For the majority of high school I was forced to be self-sufficient, and I trained myself to not need validation or help from anyone — emotionally or physically. I broke off ties with other people and avoided creating new relationships just because I was “working on myself,” which I’ve now realized is a complete lie. 

While I did spend more time inside my messed up psyche, I didn’t actually improve anything in there. It’s still ultimately the same — validation is important, I still don’t completely love myself and there’s still a lot of work to be done.

While my appearance is completely different from when I first walked through these doors, I’m still not sure if I paid more attention to it for self-fulfillment or because I felt obligated to. As soon as quarantine hit, I saw everyone changing their appearance. They got new hair, new clothes, new friends and what seemed like a new and vastly improved, life. All I saw was a chance. A chance to become someone else. After living with myself for so long, I was longing for a change.

I got to work. I dyed my hair — poorly, I may add — got new clothes and began going on little adventures with my friends, just like the people I observed. 

Despite me basically mimicking what I had seen, I felt my confidence grow. I actually took a picture of myself and went, “Wait, this isn’t THAT bad.” 

After I was more assured of myself, I took a step into a sport – which was unheard of for me, especially willingly –  dancing. It introduced me to being in front of a camera where I had to exude confidence, something I had barely learned how to do. While I’m still not totally comfortable with either, it has provided me with an outlet to immerse myself in a new community and boost my confidence — even if it’s artificially at times.

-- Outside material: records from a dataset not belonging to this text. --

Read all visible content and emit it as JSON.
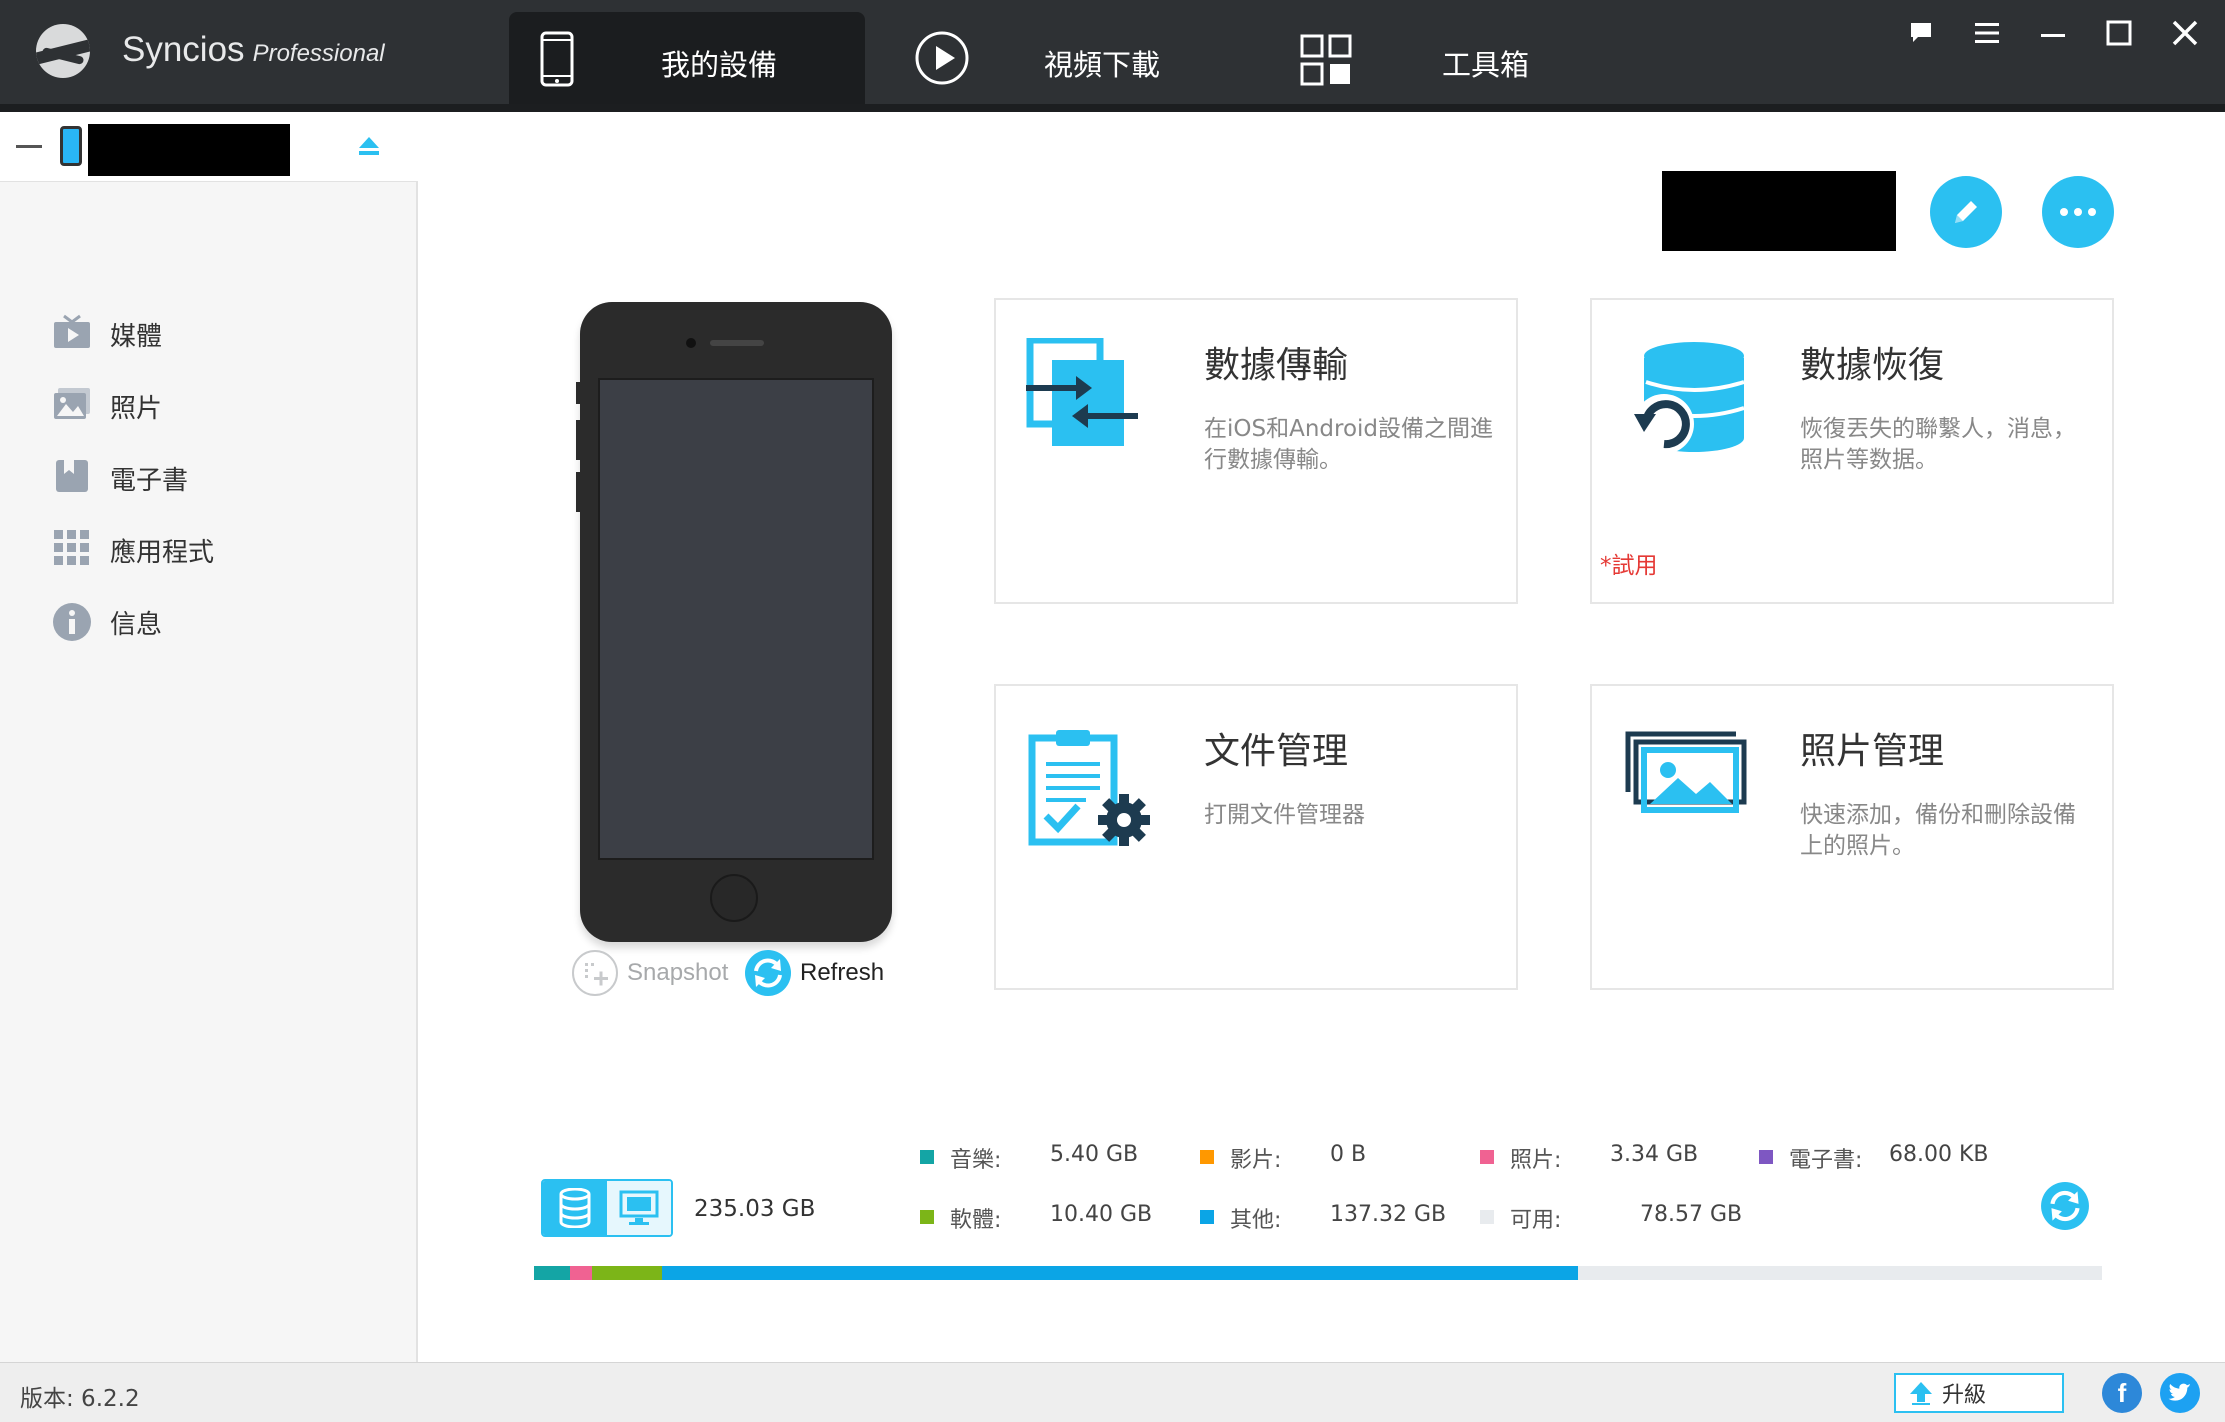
{
  "app": {
    "name": "Syncios",
    "edition": "Professional"
  },
  "tabs": [
    {
      "label": "我的設備",
      "icon": "phone-icon",
      "active": true
    },
    {
      "label": "視頻下載",
      "icon": "play-circle-icon",
      "active": false
    },
    {
      "label": "工具箱",
      "icon": "grid-icon",
      "active": false
    }
  ],
  "window_controls": [
    "chat-icon",
    "menu-icon",
    "minimize-icon",
    "maximize-icon",
    "close-icon"
  ],
  "sidebar": {
    "items": [
      {
        "label": "媒體",
        "icon": "media-icon"
      },
      {
        "label": "照片",
        "icon": "photos-icon"
      },
      {
        "label": "電子書",
        "icon": "ebook-icon"
      },
      {
        "label": "應用程式",
        "icon": "apps-icon"
      },
      {
        "label": "信息",
        "icon": "info-icon"
      }
    ]
  },
  "device": {
    "snapshot_label": "Snapshot",
    "refresh_label": "Refresh"
  },
  "cards": [
    {
      "title": "數據傳輸",
      "desc": "在iOS和Android設備之間進行數據傳輸。",
      "icon": "data-transfer-icon"
    },
    {
      "title": "數據恢復",
      "desc": "恢復丟失的聯繫人，消息，照片等数据。",
      "icon": "data-recovery-icon",
      "trial": "*試用"
    },
    {
      "title": "文件管理",
      "desc": "打開文件管理器",
      "icon": "file-manager-icon"
    },
    {
      "title": "照片管理",
      "desc": "快速添加，備份和刪除設備上的照片。",
      "icon": "photo-manager-icon"
    }
  ],
  "storage": {
    "total": "235.03 GB",
    "legend": [
      {
        "label": "音樂:",
        "value": "5.40 GB",
        "color": "#14a5a5"
      },
      {
        "label": "影片:",
        "value": "0 B",
        "color": "#ff9800"
      },
      {
        "label": "照片:",
        "value": "3.34 GB",
        "color": "#f06292"
      },
      {
        "label": "電子書:",
        "value": "68.00 KB",
        "color": "#7e57c2"
      },
      {
        "label": "軟體:",
        "value": "10.40 GB",
        "color": "#7cb518"
      },
      {
        "label": "其他:",
        "value": "137.32 GB",
        "color": "#0ba5e6"
      },
      {
        "label": "可用:",
        "value": "78.57 GB",
        "color": "#e8ebee"
      }
    ],
    "bar_segments": [
      {
        "name": "music",
        "gb": 5.4,
        "color": "#14a5a5"
      },
      {
        "name": "photos",
        "gb": 3.34,
        "color": "#f06292"
      },
      {
        "name": "software",
        "gb": 10.4,
        "color": "#7cb518"
      },
      {
        "name": "other",
        "gb": 137.32,
        "color": "#0ba5e6"
      },
      {
        "name": "free",
        "gb": 78.57,
        "color": "#e8ebee"
      }
    ]
  },
  "status": {
    "version": "版本: 6.2.2",
    "upgrade_label": "升級"
  }
}
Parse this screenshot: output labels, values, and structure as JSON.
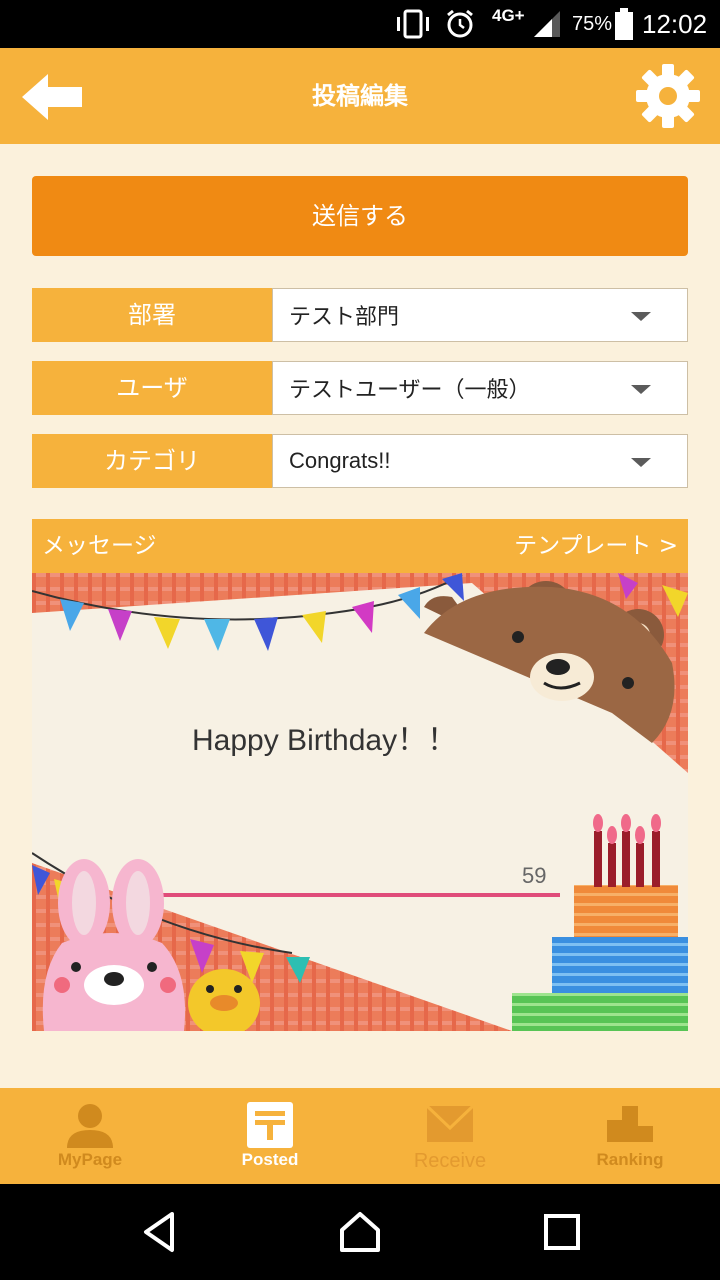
{
  "status_bar": {
    "network": "4G+",
    "battery": "75%",
    "time": "12:02",
    "icons": [
      "vibrate-icon",
      "alarm-icon",
      "signal-icon",
      "battery-icon"
    ]
  },
  "header": {
    "title": "投稿編集",
    "back_icon": "back-arrow-icon",
    "settings_icon": "gear-icon"
  },
  "send_button": "送信する",
  "form": {
    "department": {
      "label": "部署",
      "value": "テスト部門"
    },
    "user": {
      "label": "ユーザ",
      "value": "テストユーザー（一般）"
    },
    "category": {
      "label": "カテゴリ",
      "value": "Congrats!!"
    }
  },
  "message": {
    "label": "メッセージ",
    "template_link": "テンプレート >",
    "text": "Happy Birthday！！",
    "char_count": "59"
  },
  "bottom_nav": [
    {
      "label": "MyPage",
      "icon": "person-icon",
      "active": false
    },
    {
      "label": "Posted",
      "icon": "post-icon",
      "active": true
    },
    {
      "label": "Receive",
      "icon": "envelope-icon",
      "active": false
    },
    {
      "label": "Ranking",
      "icon": "podium-icon",
      "active": false
    }
  ],
  "colors": {
    "header": "#f6b23c",
    "send_button": "#f08a13",
    "background": "#fbf1dc"
  }
}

When around those people, there’s no preconceived knowledge of me before we met. I can genuinely be myself and allow them to get to know me for who I am and not who I’ve formed myself to be. 

Everyone changes in high school, and sometimes the way you change is unexpected and unpleasant, but it’s necessary to grow. 

There are going to be times where you’ll have to hide your true personality, whether that’s in front of your friends, family, teachers or even complete strangers. You have to get by in order to make room for yourself to continue upward. 

Sometimes you have to fake it ‘til you make it. But don’t fake it too hard or you’ll lose yourself in the process.